NWS can infest livestock, pets, wildlife, occasionally birds and in rare cases, people, according to the United States Department of Agriculture.

NWS is endemic in Cuba, Haiti, the Dominican Republic and countries in South America. Cases have spread to Costa Rica, Nicaragua, Honduras, Guatemala, Belize, El Salvador and Mexico. 

USDA eradicated NWS from the United States in 1966 using the sterile insect technique, but there is a constant and new heightened risk of reintroduction into the country.

At the end of May, USDA announced that they were investing $21 million to renovate an existing fruit fly production facility in Metapa, Mexico in an effort to eradicate the insect. The facility would produce 60-100 million sterile flies to push the population further south in Mexico.

Texas Department of Agriculture Commissioner Sid Miller released a statement at the end of May regarding the funding from USDA for the renovation of the Mexico facility.
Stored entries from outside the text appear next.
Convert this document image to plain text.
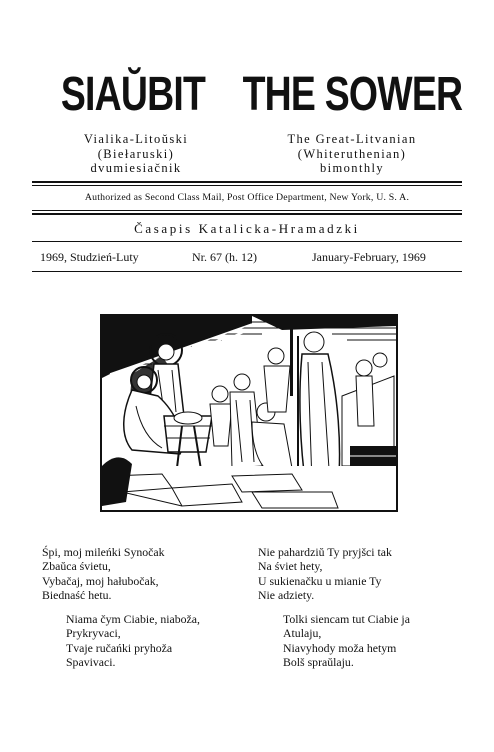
SIAŬBIT THE SOWER
Vialika-Litoŭski
(Biełaruski)
dvumiesiačnik
The Great-Litvanian
(Whiteruthenian)
bimonthly
Authorized as Second Class Mail, Post Office Department, New York, U. S. A.
Časapis Katalicka-Hramadzki
1969, Studzień-Luty	Nr. 67 (h. 12)	January-February, 1969
Śpi, moj mileńki Synočak
Zbaŭca śvietu,
Vybačaj, moj hałubočak,
Biednaść hetu.
Niama čym Ciabie, niaboža,
Prykryvaci,
Tvaje ručańki pryhoža
Spavivaci.
Nie pahardziŭ Ty pryjšci tak
Na śviet hety,
U sukienačku u mianie Ty
Nie adziety.
Tolki siencam tut Ciabie ja
Atulaju,
Niavyhody moža hetym
Bolš spraŭlaju.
“The New World Screwworm cannot be eliminated with half-hearted efforts. Actual eradication requires the strategic release of millions of sterile flies,” Miller said. “I was skeptical of the Biden Administration’s approach, but this collaborative effort led by Secretary Brooke Rollins at the (USDA), coupled with strong leadership from Texas Congressional members, will expand North American sterile fly production, marking a crucial step forward.”

The STOP Screwworms Act was introduced in the last legislative session to establish a sterile fly production facility in Texas and was referred to the House Committee on Agriculture. 

Live animal imports from Mexico have been restricted and the suspension will continue to be evaluated by USDA every 30 days. 

U.S. supported sterile insect production facilities in Mexico and Central America have been operating at full production capacity, producing 100 million sterile flies a week. All flies used today are raised in the Panama - U.S. Commission for the Eradication and Prevention of Screwworm Facility.